Miller, a 14-year-vet, ranks among the NBA’s all-time top 20 in career three-point percentage (.409) and made three-pointers (1,531). He’s canned at least 70 threes in 12 of his 14 seasons and at least 100 in eight of those campaigns. Miller – who was named Rookie of the Year in 2000-01 and the league’s top Sixth Man in 2005-06 – has shot at least 40 percent from long-distance in nine different NBA seasons, including last year when he finished second in the league at .459.
Miller and James both earned titles playing with LeBron in Miami, and Miller remains one of his closest friends in the NBA. Both factors made Miller’s decision much simpler.
“Obviously, LeBron James is the greatest player on the planet right now, so that makes things easy,” smiled the 6-8, 218-pound swingman. “But it's also a combination of what this organization is about, and I think that's why you see LeBron making the decision to come back here and what it would mean to this city.
”I was able to be a part, and James was able to be a part, of an unbelievable ride in Miami. And for us to have a second chance that year in Cleveland is a blessing, and we're excited about the opportunity.”
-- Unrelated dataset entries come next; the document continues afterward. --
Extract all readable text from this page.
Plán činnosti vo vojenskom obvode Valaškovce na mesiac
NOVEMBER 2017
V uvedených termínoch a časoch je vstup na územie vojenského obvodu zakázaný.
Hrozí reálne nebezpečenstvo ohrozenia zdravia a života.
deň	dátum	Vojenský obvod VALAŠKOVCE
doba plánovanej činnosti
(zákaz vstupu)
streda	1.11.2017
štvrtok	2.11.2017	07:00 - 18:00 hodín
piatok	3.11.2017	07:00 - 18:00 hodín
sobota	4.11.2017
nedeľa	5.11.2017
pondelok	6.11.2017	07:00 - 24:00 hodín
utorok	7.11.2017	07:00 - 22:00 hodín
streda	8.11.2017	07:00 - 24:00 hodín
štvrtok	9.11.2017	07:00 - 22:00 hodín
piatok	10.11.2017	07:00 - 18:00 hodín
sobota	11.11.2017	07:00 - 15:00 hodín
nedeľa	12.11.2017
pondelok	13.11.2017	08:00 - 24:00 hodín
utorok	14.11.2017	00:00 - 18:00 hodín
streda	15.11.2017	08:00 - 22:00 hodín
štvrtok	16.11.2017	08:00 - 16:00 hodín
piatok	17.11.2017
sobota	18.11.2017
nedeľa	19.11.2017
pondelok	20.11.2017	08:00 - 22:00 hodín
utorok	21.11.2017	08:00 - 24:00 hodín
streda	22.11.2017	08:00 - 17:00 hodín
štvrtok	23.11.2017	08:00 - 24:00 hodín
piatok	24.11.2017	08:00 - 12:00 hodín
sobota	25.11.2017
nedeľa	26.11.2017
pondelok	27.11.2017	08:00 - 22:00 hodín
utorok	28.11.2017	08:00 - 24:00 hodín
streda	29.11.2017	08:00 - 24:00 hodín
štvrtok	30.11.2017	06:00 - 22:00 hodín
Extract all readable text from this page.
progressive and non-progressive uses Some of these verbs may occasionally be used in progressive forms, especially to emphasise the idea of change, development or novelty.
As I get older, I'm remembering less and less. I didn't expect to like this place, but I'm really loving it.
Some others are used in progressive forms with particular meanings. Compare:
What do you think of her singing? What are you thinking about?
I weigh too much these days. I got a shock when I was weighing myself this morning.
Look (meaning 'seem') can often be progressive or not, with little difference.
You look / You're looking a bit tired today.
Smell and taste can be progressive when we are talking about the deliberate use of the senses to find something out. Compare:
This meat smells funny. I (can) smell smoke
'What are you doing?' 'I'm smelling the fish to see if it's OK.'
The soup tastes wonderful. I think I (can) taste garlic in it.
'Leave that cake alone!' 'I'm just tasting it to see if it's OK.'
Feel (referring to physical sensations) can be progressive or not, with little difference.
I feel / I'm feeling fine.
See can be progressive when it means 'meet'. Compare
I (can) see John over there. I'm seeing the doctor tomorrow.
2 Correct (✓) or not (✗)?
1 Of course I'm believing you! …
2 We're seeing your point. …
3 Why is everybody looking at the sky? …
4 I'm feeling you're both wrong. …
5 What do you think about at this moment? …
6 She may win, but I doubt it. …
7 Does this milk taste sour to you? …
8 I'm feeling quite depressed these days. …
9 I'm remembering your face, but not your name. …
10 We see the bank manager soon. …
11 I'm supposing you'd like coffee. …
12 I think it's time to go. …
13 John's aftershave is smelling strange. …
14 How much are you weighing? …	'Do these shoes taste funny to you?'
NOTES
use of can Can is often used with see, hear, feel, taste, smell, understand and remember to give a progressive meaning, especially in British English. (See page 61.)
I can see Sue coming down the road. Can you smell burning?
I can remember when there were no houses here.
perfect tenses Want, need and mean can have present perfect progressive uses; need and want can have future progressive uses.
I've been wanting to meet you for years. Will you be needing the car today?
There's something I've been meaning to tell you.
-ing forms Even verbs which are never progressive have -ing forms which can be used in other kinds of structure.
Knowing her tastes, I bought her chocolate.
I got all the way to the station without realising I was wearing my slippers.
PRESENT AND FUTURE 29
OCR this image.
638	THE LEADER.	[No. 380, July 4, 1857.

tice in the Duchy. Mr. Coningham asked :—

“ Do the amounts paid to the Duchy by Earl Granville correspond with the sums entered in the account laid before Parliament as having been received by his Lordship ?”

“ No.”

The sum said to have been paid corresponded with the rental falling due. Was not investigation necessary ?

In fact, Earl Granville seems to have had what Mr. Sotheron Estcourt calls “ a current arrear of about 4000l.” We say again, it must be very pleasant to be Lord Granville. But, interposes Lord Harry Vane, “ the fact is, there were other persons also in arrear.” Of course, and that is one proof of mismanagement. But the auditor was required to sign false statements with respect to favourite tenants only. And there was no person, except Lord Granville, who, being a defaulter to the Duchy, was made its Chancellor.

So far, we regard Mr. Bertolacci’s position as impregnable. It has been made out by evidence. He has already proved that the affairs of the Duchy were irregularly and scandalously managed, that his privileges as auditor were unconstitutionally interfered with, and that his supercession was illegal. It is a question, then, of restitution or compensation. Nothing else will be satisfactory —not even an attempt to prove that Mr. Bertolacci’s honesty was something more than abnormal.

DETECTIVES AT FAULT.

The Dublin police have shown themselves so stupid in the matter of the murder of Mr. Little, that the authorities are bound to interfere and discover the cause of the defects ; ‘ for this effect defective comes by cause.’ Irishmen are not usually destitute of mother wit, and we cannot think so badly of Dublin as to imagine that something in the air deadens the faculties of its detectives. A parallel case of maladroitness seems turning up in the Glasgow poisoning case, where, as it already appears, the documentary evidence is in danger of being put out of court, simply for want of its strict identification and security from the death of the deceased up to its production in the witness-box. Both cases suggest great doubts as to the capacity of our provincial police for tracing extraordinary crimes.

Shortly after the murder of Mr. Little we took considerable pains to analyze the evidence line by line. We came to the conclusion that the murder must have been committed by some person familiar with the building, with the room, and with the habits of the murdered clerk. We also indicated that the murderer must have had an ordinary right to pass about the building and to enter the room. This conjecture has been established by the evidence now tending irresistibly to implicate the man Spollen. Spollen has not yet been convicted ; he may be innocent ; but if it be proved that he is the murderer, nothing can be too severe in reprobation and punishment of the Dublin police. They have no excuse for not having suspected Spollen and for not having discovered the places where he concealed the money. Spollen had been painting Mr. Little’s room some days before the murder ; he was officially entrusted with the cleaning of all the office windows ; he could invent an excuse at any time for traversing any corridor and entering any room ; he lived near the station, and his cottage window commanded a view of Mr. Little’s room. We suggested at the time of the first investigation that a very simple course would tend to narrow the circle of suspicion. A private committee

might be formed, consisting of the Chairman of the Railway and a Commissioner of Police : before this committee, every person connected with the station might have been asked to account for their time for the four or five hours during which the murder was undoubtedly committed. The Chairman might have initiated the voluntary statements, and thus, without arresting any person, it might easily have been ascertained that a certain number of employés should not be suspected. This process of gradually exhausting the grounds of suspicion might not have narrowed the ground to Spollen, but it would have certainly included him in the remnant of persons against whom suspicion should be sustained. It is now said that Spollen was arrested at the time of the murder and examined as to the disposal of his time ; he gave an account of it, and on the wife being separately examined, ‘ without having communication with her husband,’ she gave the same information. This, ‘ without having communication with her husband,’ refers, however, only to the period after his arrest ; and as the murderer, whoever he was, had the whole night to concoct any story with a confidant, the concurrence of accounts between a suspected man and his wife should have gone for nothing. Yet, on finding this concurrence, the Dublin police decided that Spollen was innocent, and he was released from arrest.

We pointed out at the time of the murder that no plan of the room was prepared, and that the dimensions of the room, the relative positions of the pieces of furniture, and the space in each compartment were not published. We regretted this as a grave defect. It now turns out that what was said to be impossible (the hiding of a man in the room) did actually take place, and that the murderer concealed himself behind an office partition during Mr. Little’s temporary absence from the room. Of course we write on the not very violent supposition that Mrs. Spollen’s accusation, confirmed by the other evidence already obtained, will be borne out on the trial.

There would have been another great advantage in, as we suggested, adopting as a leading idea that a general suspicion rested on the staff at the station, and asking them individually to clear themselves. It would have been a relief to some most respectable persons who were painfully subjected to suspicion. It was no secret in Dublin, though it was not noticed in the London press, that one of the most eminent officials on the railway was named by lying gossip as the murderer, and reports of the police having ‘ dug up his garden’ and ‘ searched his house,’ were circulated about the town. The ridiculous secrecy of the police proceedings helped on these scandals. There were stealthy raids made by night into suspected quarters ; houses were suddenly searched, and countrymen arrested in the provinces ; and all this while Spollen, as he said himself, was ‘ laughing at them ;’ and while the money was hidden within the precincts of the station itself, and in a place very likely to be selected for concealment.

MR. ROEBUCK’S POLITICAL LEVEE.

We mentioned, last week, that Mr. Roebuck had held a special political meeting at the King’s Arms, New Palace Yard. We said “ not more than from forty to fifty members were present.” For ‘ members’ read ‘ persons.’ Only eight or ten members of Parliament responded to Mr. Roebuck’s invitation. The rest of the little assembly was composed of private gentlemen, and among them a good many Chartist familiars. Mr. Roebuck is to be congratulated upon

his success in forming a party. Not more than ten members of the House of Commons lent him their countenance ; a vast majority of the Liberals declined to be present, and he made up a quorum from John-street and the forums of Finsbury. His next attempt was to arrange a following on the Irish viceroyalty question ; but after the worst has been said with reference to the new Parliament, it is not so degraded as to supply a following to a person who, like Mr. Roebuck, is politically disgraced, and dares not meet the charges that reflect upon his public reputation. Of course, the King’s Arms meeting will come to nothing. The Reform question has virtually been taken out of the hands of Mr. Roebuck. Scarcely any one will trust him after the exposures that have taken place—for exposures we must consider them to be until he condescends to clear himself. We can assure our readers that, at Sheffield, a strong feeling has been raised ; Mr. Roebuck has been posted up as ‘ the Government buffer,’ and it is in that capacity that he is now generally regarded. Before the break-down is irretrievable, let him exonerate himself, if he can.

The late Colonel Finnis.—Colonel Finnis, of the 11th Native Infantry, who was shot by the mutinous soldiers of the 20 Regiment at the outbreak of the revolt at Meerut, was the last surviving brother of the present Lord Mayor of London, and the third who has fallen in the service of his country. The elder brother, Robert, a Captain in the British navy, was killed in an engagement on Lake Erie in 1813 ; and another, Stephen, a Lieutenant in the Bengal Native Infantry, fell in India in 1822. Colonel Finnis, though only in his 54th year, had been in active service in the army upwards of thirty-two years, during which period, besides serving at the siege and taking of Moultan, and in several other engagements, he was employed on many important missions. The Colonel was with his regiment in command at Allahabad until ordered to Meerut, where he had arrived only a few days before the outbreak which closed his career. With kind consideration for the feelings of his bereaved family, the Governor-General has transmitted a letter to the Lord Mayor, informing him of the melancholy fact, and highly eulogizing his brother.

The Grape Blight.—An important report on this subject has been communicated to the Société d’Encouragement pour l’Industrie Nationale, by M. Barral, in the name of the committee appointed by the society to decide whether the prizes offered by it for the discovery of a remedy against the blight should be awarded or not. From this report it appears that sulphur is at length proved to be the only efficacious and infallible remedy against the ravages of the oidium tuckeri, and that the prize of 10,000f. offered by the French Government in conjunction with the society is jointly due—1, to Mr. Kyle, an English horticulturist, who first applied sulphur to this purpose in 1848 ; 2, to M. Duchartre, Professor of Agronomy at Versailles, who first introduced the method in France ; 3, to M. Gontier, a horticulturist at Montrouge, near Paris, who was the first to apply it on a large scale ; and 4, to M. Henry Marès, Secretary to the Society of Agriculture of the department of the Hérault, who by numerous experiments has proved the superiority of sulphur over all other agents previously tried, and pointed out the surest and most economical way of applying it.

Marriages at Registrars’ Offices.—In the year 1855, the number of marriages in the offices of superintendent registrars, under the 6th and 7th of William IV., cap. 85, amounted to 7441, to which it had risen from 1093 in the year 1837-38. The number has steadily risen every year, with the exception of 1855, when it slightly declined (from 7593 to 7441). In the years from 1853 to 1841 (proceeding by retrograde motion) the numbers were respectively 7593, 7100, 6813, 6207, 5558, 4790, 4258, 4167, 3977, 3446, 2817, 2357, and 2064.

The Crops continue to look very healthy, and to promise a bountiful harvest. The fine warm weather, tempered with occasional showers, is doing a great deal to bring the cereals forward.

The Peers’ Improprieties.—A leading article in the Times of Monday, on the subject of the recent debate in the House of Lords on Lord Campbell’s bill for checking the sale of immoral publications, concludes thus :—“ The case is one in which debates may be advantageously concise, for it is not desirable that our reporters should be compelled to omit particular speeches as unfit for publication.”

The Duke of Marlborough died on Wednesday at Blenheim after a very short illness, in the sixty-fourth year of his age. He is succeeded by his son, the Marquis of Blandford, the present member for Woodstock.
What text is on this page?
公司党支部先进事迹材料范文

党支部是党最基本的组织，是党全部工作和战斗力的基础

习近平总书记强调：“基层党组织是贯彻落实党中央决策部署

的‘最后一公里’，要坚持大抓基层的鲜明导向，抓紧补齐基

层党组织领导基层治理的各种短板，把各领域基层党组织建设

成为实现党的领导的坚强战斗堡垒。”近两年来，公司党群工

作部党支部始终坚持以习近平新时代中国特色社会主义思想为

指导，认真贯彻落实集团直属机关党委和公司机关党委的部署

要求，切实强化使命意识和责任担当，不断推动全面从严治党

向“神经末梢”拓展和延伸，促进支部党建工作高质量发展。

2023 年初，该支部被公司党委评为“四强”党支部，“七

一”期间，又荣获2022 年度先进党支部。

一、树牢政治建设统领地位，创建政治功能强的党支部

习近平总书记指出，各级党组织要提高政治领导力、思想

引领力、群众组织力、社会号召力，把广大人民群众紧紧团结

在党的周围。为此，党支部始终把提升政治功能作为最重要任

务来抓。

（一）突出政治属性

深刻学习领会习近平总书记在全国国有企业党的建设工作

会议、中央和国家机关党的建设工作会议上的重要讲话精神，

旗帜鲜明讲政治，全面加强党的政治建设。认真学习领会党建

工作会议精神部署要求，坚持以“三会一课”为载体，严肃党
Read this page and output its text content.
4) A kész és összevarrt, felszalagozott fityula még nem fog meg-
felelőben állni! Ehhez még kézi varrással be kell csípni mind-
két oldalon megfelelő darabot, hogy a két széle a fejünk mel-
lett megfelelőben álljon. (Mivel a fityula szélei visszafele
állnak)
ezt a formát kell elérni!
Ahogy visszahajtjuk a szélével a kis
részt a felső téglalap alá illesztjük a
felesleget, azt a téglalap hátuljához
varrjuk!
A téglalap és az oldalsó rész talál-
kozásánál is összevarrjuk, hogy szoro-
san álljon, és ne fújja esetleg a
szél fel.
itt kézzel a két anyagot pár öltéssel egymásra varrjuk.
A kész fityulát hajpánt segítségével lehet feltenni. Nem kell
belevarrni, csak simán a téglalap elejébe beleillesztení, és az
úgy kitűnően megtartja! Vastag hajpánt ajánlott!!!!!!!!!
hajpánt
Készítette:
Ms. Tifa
Jones is an 11-year veteran who’s appeared in 556 career games with four teams after being tabbed by Indiana 48 selections after LeBron in the 2003 NBA Draft. Jones is a career .403 shooter from beyond the arc and, in 2011, won the Three-Point Shootout at All-Star Weekend in Los Angeles.
”When you talk about winning championships, it's not that it's an inexact science, but the components that are required are consistent,” asserted Jones. “You need youth, you need athleticism, you need basketball IQ, you need chemistry.
”You need shooting skills, but more importantly, you need a culture of winning. The only way to establish a culture of winning is to have winners. Myself and Mike have been blessed to have the opportunity to have this experience in Miami where we developed a championship caliber team, and we hope to bring that here.”
For the man in the middle on Wednesday morning, David Griffin, the Cavs summer of love continues. Since officially assuming general manager duties, Griff has seen his squad win the NBA Draft Lottery, select the top pick and land LeBron James less than a month later – transforming the Wine and Gold from a non-playoff team to a championship contender before the beginning of August.
“This offseason has been tremendous for us,” said Griffin. “We executed on a lot of things we set out to do, which is obviously a blessing. Many of you were here when we talked the first time about what we needed to do to improve our team. The first thing we talked about was shooting. We talked about basketball IQ, we talked about toughness, we talked about fit. These gentlemen here represent all of those things.”
Griffin has guided Cleveland through the most seismic and successful offseason in franchise history – and he and the Cavs brass still aren’t done remaking the roster. With the recent moves – including the introduction of Miller and Jones on Wednesday – there’s an unmistakable air of optimism at Cleveland Clinic Courts these days. And it’s easy to see that trend continuing for quite a while.